我已经阅读了大量类似的线程,试图解决类似这样的问题,但没有一个解决方案帮助了我。所以我感谢任何帮助!
编辑:
Bakuriu正确地推测我在do_lots_of_stuff方法中定义了一个非顶级函数。特别是,我的做法如下:
def fit_curve(data,degree):
"""Fits a least-square polynomial function to the given data."""
sorted = data[data[:,0].argsort()].T
coefficients = numpy.polyfit(sorted[0],sorted[1],degree)
def eval(val,deg=degree):
res = 0
for coefficient in coefficients:
res += coefficient*val**deg
deg -= 1
return res
return eval
有没有让这个功能腌制?
答案 0 :(得分:1)
你在做什么(至少,你在例子中显示的内容),实际上工作正常:
$mkdir TestPool
$cd TestPool/
$for i in {1..100}
> do
> touch "test$i"
> done
$ls
test1 test18 test27 test36 test45 test54 test63 test72 test81 test90
test10 test19 test28 test37 test46 test55 test64 test73 test82 test91
test100 test2 test29 test38 test47 test56 test65 test74 test83 test92
test11 test20 test3 test39 test48 test57 test66 test75 test84 test93
test12 test21 test30 test4 test49 test58 test67 test76 test85 test94
test13 test22 test31 test40 test5 test59 test68 test77 test86 test95
test14 test23 test32 test41 test50 test6 test69 test78 test87 test96
test15 test24 test33 test42 test51 test60 test7 test79 test88 test97
test16 test25 test34 test43 test52 test61 test70 test8 test89 test98
test17 test26 test35 test44 test53 test62 test71 test80 test9 test99
$vi test_pool_dir.py
$cat test_pool_dir.py
import os
import multiprocessing
class Foo(object):
def __init__(self, fname):
self.fname = fname #or your calculations
def parallel_get_foos(directory):
p = multiprocessing.Pool()
foos = p.map(Foo, [os.path.join(directory, fname) for fname in os.listdir(directory)])
p.close()
p.join()
return foos
if __name__ == '__main__':
foos = parallel_get_foos('.')
print len(foos) #expected 101: 100 files plus this script
$python test_pool_dir.py
101
版本信息:
$python --version
Python 2.7.3
$uname -a
Linux giacomo-Acer 3.2.0-39-generic #62-Ubuntu SMP Thu Feb 28 00:28:53 UTC 2013 x86_64 x86_64 x86_64 GNU/Linux
我的猜测是你不正在你所展示的代码示例中显示的内容。例如,在执行此操作时,我会收到类似于您的错误:
>>> import pickle
>>> def test():
... def test2(): pass
... return test2
...
>>> import multiprocessing
>>> p = multiprocessing.Pool()
>>> p.map(test(), [1,2,3])
Exception in thread Thread-2:
Traceback (most recent call last):
File "/usr/lib/python2.7/threading.py", line 551, in __bootstrap_inner
self.run()
File "/usr/lib/python2.7/threading.py", line 504, in run
self.__target(*self.__args, **self.__kwargs)

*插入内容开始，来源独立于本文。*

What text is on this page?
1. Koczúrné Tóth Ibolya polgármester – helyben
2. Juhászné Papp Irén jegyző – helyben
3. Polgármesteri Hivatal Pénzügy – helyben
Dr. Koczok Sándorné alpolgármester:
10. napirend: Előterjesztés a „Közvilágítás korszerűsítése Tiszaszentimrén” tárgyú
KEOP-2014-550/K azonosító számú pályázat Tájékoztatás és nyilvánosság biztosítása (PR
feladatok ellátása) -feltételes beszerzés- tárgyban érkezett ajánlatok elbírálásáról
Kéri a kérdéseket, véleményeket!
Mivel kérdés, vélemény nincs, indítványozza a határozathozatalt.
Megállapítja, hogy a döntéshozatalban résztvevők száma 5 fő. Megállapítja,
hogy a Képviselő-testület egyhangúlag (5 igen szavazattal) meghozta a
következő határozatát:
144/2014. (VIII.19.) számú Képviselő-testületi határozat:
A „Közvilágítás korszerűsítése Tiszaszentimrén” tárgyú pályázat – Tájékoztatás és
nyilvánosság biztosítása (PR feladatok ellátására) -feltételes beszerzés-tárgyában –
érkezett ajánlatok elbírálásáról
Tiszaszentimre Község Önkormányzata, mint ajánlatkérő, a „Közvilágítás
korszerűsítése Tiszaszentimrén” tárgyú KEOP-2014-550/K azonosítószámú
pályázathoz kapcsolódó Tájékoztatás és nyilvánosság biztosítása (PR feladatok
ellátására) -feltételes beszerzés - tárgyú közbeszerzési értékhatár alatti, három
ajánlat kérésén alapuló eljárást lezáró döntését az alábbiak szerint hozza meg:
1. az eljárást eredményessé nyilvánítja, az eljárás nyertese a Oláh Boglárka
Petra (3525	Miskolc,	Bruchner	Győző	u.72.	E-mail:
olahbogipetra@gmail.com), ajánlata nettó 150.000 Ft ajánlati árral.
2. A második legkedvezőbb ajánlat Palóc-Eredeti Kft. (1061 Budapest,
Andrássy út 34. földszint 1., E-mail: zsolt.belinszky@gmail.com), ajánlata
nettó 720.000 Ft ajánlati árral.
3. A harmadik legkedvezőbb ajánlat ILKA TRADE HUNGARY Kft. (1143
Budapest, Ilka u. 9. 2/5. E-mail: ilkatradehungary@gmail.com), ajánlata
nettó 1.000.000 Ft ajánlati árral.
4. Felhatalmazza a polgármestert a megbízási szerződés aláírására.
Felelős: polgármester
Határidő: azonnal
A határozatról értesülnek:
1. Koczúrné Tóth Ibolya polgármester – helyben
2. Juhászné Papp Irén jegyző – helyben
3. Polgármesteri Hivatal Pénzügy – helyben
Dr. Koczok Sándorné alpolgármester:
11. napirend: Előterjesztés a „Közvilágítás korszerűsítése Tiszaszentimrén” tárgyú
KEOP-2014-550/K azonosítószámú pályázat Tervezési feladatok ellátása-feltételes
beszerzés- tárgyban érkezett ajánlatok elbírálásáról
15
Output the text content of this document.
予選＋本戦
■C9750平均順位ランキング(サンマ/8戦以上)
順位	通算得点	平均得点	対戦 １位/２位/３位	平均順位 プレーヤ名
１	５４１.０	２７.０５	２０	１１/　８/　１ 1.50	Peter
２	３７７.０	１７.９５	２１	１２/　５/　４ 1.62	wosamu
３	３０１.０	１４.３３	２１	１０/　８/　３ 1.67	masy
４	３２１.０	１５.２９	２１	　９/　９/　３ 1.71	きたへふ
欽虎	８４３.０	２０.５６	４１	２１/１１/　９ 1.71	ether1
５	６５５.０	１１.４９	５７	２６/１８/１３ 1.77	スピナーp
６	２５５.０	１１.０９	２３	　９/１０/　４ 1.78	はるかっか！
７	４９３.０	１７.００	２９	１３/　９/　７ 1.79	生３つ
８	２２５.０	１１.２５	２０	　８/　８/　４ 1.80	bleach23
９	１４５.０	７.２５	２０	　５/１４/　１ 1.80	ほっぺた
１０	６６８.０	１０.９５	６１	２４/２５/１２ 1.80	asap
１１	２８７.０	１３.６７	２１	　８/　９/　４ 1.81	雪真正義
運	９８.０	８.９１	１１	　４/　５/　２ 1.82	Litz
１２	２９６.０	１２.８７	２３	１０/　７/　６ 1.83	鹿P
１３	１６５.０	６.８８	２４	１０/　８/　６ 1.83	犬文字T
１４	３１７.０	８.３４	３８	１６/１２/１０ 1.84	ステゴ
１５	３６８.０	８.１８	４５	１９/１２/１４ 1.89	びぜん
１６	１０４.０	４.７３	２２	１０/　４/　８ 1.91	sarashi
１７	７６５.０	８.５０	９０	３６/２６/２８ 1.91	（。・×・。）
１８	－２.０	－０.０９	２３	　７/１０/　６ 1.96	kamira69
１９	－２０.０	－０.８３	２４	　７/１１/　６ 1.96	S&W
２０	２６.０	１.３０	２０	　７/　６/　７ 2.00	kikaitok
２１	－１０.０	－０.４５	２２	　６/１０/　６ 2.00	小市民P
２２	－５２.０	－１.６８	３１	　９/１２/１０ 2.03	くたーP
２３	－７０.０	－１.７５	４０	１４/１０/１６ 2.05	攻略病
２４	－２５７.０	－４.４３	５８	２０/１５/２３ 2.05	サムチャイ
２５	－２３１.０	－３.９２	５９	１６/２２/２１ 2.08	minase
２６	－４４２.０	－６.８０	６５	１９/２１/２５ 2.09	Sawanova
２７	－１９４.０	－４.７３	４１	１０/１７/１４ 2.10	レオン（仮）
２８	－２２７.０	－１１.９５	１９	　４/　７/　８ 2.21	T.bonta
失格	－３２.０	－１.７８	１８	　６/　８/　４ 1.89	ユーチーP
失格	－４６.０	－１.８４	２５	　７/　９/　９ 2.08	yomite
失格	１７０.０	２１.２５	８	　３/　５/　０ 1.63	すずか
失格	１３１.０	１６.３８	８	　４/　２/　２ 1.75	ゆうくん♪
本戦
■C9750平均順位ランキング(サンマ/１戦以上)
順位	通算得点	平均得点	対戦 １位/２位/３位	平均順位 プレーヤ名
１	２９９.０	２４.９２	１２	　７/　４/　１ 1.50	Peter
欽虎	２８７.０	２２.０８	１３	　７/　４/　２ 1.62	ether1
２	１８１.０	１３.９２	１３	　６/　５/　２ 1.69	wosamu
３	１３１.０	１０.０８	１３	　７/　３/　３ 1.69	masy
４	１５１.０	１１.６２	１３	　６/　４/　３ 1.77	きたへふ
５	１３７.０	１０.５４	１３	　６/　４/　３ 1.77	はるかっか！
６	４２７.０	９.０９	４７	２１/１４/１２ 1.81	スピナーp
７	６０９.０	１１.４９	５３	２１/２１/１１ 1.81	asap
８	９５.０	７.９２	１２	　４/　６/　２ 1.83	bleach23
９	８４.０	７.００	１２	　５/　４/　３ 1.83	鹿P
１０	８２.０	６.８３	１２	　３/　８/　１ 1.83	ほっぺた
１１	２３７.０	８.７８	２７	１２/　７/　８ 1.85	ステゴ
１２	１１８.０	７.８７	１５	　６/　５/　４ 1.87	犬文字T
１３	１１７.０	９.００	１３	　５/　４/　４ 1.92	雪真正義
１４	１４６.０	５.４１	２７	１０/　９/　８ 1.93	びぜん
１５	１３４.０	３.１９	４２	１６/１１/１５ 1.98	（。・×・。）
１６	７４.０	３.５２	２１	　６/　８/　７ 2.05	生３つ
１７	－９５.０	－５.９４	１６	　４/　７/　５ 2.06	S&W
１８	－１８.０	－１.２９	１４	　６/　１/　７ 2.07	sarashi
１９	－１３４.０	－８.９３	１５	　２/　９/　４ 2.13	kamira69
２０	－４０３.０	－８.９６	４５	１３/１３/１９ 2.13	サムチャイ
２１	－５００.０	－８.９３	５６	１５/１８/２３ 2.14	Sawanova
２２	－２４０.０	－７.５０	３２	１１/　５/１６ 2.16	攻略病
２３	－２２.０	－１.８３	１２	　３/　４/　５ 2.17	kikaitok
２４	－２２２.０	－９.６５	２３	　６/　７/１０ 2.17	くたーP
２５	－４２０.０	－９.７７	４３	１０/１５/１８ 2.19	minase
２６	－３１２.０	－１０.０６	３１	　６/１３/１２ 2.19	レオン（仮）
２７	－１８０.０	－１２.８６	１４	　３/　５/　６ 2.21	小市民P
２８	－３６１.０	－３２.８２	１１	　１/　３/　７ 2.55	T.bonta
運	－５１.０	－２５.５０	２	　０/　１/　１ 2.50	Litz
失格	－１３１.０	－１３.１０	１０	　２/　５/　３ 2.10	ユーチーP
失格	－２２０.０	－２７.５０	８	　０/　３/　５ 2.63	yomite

File "/usr/lib/python2.7/multiprocessing/pool.py", line 319, in _handle_tasks
put(task)
PicklingError: Can't pickle <type 'function'>: attribute lookup __builtin__.function failed
这是显而易见的:
>>> pickle.dumps(test())
Traceback (most recent call last):
File "<stdin>", line 1, in <module>
File "/usr/lib/python2.7/pickle.py", line 1374, in dumps
Pickler(file, protocol).dump(obj)
File "/usr/lib/python2.7/pickle.py", line 224, in dump
self.save(obj)
File "/usr/lib/python2.7/pickle.py", line 286, in save
f(self, obj) # Call unbound method with explicit self
File "/usr/lib/python2.7/pickle.py", line 748, in save_global
(obj, module, name))
pickle.PicklingError: Can't pickle <function test2 at 0x7fad15fc2938>: it's not found as __main__.test2
pickle
的文件说明:
可以腌制以下类型:
None
,True
和False
- 整数,长整数,浮点数,复数
- 普通和Unicode字符串
tuple
s,list
s,set
s和仅包含可选对象的词典- 函数在模块顶层定义
- 在模块顶层定义的内置函数
- 在模块顶层定义的类
- 此类的实例
__dict__
或调用__getstate__()
的结果是可选的(请参阅pickle协议一节) 详情)。
并继续:
请注意,功能(内置和用户定义)被“完全”腌制 合格的“名称参考,而不是价值。这意味着只有 功能名称被腌制,以及模块的名称 函数定义为。函数的代码,也不是函数的代码 功能属性是pickle。因此,定义模块必须是 可以在unpickling环境中导入,并且模块必须包含 命名对象,否则将引发异常。